Первая милашка — правда, нехотя — приостанавливает свои поиски. За ней — вторая. И неожиданно обе оказываются вполне пристойными обитательницами Лондона, с добрыми лицами и расплывшимися от тяжелой работы телами.

— Конец пришел ему, дружок, — говорит одна из них, отбрасывая короткими пальцами прядь волос со лба.

— Почему — конец?

— Он сказал, что если у него не будет телефона, значит, пора уходить со сцены. Он сказал, что телефон — это его жизненная артерия, и, если его не будет, это смертный ему приговор — ну как он может заниматься делами без телефонной трубки и чистой рубашки.

Неправильно истолковав молчание Пима и сочтя его за укор, ее подруга вскипает.

— Не смотри так на нас, дорогой. Все, что у нас было, он уже давно забрал. Мы платили за его газ, мы платили за электричество, мы готовили ему ужины, верно, Ви?

— Мы делали, что могли, — говорит Ви. — И утешали его к тому же.

— Уж мы так для него старались! Верно, Ви? Иной раз по три раза на день.

— Больше, — говорит Ви.

— Повезло ему, что вы у него были, — искренне говорит Пим. — Огромное вам спасибо за то, что вы смотрели за ним.

Это им приятно слышать, и они застенчиво улыбаются.

— А у тебя, случайно, нет хорошенькой бутылочки в этом твоем большом черном чемодане, дружок?

— Боюсь, что нет.

Ви уходит в спальню. В открытую дверь Пим видит большую имперскую кровать с Честер-стрит, с порванной и засаленной обивкой. Шелковая пижама Рика лежит на покрывале. Пим чувствует запах лосьона Рика. Ви возвращается с бутылкой «Драмбуйи».

— А он в последние дни хоть что-нибудь говорил обо мне? — спрашивает Пим, пока они выпивают.

— Он гордился тобой, милый, — говорит подруга Ви. — Очень гордился. — Но ей этого кажется недостаточно. — Он собирался догнать тебя, учти. Это были его почти последние слова, верно, Ви?

— Мы его приподняли, — говорит Ви, шмыгнув носом. — По дыханию видно было, что он уже отходит. «Скажите им, на телефонной станции, что я их прощаю, — сказал он. — И скажите моему мальчику Магнусу, что мы скоро оба станем послами».

— А что было потом? — спрашивает Пим.

— «Дай-ка нам еще по капельке „Наполеона“, Ви», — добавляет подруга Ви и теперь уже тоже плачет. — Но это был не «Наполеон», а «Драмбуйи». Потом Рик еще сказал: «В этих папках, девочки, вы найдете достаточно, чтоб продержаться, пока не присоединитесь ко мне».

— И отошел, — говорит Ви в носовой платок. — Он бы и не умер, если б сердце не подвело.
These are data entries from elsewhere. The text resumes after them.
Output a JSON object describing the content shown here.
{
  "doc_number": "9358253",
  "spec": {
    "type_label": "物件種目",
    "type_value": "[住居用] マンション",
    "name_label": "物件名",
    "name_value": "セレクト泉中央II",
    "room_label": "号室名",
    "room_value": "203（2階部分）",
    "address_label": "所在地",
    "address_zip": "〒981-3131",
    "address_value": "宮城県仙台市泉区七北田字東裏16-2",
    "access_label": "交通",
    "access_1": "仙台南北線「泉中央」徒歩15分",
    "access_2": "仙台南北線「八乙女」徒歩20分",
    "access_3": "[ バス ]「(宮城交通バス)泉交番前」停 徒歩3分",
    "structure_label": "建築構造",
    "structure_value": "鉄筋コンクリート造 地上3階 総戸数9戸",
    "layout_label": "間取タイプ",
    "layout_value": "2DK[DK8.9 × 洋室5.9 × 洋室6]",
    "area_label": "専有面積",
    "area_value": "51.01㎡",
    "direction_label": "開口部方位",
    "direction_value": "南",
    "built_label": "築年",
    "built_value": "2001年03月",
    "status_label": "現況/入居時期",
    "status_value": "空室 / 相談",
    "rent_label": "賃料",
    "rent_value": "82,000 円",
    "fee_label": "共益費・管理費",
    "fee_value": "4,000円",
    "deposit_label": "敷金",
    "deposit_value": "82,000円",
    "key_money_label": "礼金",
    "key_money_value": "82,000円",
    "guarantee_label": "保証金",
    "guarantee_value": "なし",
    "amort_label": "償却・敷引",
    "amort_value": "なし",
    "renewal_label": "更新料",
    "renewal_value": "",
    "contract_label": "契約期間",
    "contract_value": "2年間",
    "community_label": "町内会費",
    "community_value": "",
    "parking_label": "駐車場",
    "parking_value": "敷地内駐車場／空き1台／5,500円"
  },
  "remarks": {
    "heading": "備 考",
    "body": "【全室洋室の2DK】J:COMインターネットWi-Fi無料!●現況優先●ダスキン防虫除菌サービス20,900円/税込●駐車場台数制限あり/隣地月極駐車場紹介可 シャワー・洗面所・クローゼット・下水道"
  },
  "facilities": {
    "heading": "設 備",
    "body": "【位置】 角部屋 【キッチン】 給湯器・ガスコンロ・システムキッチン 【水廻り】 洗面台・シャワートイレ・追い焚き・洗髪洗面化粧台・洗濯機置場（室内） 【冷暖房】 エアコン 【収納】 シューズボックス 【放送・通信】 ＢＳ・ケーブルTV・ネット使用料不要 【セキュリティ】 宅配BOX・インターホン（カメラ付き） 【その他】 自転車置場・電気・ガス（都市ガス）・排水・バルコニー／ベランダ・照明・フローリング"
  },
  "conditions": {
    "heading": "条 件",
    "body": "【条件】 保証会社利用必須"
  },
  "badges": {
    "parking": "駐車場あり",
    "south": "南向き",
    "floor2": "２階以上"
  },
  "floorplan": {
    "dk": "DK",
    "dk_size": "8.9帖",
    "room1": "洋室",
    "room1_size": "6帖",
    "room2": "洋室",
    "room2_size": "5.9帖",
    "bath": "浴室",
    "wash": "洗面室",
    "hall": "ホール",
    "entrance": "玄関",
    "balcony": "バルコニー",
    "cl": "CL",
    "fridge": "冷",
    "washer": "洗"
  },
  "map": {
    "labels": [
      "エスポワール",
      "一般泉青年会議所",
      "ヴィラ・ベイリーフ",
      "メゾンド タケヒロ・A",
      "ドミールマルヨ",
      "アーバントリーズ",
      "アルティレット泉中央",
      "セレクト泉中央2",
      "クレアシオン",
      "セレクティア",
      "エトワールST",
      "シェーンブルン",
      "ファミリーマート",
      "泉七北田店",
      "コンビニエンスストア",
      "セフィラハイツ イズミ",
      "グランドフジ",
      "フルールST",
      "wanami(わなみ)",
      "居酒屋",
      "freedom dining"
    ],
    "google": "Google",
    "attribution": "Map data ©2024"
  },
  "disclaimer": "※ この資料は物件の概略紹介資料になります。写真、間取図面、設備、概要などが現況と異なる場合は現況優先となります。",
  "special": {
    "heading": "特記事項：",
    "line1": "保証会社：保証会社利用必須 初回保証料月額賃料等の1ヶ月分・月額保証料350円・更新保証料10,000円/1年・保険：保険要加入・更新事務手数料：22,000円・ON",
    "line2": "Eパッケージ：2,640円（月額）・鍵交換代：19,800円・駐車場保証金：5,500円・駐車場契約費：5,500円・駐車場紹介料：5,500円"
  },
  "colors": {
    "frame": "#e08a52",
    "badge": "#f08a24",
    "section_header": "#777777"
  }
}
За дверью раздается шуршанье. Потом три удара. Ви приоткрывает дверь, затем широко распахивает ее и, бросив неодобрительный взгляд, отступает, пропуская Олли и мистера Кадлава с ведрами льда. Годы не прошли даром для нервов Олли, и в уголках его глаз собрались слезы, окрашенные тушью. А мистер Кадлав не изменился — все такой же, вплоть до шоферского черного галстука. Переместив ведро в левую руку, мистер Кадлав крепко захватывает руку Пима и увлекает за собой в узкий коридор, увешанный фотографиями тех, кто «никогда-не-был-ничего-не-знаю». Рик лежит в ванне, торс его прикрыт полотенцем, застывшие, как мрамор, ноги скрещены, словно так положено по какому-то восточному ритуалу. Пальцы рук скрючены, точно он готов вцепиться в своего Создателя.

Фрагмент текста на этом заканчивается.